In concert, it’s immediately apparent that many musical styles inform Sanders’s virtuosity. His impeccable intonation—especially in the double- and triple-stopped chords—betrays his years of classical training and working up J.S. Bach’s unaccompanied violin sonatas and partitas. But his fluid, rhythmically sure lines and the aggressive bite of his bow on up-tempo hoedown numbers testify that he has played lots of jazz as well as bluegrass.

Sanders truly shone on the show’s barn-burning finale “Auden’s Train.” His solo traversed a few musical styles and quoted “Orange Blossom Special,” songs by the Beatles, the Beach Boys, and Queen, the theme from The Simpsons, and classical melodies by Khachaturian and Rossini. It brought the show to a climactic finish.

Sanders grew up in the San Francisco Bay Area and started playing classical violin at the age of five. He was the concertmaster of his youth orchestra and won a concerto competition before receiving a scholarship to Berklee, where his musical horizons broadened. “I started as a composition major studying Beethoven’s string quartets and atonal composition as well as classical violin with Sandra Kott,” he says. “Berklee allowed me to diversify and I took jazz violin lessons with Matt Glaser.” Later, Sanders got into gritty fiddle music after a friend gave him a mix CD of new acoustic music featuring Béla Fleck (banjo), Sam Bush (mandolin), and Stuart Duncan (fiddle). Sanders began spending hours in Berklee’s Media Center exploring new acoustic music and ultimately decided to pursue bluegrass.

He sat in on weekly bluegrass jams at the Cantab Lounge in Cambridge and played gigs in a variety of styles after Berklee. “A friend I’d met at the Cantab named Tony Watt recommended that I audition for Steep Canyon Rangers, who were in Asheville, North Carolina,” Sanders recalls. “Tony said Asheville would be a good place for me to go if I was serious about playing bluegrass.”

By that time, in 2004, SCR had two recordings out and was in between fiddle players. Sanders sent MP3s of him playing three bluegrass tunes and one of his classical compositions. It caught the ear of SCR mandolinist Mike Guggino, and Sanders trekked to Asheville for an audition. “I packed up my Oldsmobile Cutlass—an old beater of a car—and drove down there and never left,” Sanders says. After a few months of subbing with the group, he was offered the fiddle chair.

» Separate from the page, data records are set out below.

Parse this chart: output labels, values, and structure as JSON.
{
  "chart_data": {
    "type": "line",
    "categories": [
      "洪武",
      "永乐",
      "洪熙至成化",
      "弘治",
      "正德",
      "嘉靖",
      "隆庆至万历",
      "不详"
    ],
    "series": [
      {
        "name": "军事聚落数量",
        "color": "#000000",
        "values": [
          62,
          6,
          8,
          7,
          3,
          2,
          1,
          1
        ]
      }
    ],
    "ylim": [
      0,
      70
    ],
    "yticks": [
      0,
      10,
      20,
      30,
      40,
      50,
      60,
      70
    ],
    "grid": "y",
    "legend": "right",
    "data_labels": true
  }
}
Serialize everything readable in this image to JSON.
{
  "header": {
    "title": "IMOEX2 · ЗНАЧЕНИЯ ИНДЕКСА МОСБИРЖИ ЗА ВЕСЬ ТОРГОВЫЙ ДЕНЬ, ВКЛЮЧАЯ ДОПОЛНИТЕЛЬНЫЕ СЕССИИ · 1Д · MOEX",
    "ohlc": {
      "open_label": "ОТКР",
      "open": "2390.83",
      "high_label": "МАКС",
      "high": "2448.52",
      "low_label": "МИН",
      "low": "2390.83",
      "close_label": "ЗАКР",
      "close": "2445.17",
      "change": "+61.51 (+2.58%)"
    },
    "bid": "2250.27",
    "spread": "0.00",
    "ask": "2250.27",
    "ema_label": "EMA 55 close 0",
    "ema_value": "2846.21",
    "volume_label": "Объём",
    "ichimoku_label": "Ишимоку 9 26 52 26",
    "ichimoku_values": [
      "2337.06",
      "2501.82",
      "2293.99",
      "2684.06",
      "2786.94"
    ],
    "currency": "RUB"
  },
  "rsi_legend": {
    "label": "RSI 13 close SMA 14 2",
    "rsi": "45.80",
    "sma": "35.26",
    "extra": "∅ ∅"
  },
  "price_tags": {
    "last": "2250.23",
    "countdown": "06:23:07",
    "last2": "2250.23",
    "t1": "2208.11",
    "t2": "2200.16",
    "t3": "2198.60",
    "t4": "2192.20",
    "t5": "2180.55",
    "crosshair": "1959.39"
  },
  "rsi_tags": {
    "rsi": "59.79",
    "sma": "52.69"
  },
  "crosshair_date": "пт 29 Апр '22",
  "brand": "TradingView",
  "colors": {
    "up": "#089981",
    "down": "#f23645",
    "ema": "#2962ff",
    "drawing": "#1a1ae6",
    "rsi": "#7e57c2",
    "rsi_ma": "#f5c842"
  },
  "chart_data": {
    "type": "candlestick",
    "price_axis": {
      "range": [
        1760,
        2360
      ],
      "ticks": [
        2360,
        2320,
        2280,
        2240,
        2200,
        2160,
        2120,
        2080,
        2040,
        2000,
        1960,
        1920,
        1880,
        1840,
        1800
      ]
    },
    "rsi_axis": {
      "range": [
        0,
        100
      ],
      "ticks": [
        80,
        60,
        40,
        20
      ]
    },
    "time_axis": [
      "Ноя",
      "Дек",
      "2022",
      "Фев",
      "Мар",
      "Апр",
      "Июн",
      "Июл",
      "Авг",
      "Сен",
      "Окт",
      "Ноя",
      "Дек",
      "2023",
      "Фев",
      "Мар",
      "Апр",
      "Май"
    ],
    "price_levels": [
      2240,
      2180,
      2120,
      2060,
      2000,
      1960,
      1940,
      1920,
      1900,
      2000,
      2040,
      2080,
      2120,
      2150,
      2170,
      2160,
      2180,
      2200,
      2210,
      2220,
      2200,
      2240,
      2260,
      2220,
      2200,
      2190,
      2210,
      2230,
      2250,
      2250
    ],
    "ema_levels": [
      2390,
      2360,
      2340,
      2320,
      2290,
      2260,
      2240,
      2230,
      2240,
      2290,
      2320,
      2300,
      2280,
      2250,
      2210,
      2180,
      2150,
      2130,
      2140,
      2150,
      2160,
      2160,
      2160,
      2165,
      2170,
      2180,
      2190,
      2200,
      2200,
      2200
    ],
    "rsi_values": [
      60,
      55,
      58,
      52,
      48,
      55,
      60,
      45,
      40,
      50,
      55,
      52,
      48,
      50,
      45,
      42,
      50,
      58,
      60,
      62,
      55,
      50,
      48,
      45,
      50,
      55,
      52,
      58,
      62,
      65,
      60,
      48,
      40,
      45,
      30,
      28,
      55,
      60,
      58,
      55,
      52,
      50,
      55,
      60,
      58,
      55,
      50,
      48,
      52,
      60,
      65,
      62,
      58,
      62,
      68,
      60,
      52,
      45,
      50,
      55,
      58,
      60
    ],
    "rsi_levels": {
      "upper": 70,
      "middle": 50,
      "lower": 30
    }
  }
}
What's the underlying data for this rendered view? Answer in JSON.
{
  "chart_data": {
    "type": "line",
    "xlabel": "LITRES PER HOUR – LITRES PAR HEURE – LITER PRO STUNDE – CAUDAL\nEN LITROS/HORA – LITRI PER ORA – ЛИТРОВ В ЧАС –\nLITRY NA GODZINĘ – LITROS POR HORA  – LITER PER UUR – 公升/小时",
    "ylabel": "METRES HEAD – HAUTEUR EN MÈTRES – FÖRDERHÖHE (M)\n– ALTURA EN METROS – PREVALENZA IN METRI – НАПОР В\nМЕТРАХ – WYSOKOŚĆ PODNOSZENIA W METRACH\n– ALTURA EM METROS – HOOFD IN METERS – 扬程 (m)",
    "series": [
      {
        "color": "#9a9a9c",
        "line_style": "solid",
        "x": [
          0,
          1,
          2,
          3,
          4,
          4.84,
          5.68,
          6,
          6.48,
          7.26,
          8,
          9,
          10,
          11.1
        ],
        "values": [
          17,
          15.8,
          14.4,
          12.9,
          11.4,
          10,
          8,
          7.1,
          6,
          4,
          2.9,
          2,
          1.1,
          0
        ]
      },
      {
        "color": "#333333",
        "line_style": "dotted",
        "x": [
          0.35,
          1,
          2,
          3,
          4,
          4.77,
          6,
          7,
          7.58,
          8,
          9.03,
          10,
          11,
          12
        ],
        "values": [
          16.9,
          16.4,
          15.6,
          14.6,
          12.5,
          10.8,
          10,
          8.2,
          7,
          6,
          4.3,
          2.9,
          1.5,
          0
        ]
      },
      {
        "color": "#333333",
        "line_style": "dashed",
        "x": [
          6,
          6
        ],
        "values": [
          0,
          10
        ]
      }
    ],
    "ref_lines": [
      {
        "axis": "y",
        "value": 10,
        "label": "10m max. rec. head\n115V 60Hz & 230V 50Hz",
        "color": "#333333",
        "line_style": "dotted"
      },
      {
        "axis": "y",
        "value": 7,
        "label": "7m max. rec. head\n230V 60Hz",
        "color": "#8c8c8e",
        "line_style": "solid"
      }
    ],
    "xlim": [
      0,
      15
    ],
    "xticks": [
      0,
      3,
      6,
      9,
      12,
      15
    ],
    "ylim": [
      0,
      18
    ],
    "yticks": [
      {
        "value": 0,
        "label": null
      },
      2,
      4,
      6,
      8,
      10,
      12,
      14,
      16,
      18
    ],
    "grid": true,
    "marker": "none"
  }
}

SCR has to keep the music for their shows as well as Martin’s under their fingers. The gigs with Martin are at upscale venues such as the White House or Radio City Music Hall, and with orchestras in symphony halls across the nation. SCR’s own concerts take them to various auditoriums, colleges, and bluegrass festivals.

Their shows and records feature their multifaceted original tunes in a progressive bluegrass style. The Nobody Knows You CD—a Grammy winner in February for Best Bluegrass Album—accurately represents the band’s current musical leanings. “For a time, we felt we had to play a certain way to be accepted in the bluegrass community,” Sanders says. “Now we just play good music without trying to fit a mold. The music takes us out of the box and into the ether. We’re riding a big wave these days and that’s extremely exciting. Nobody knows where it’s taking us.”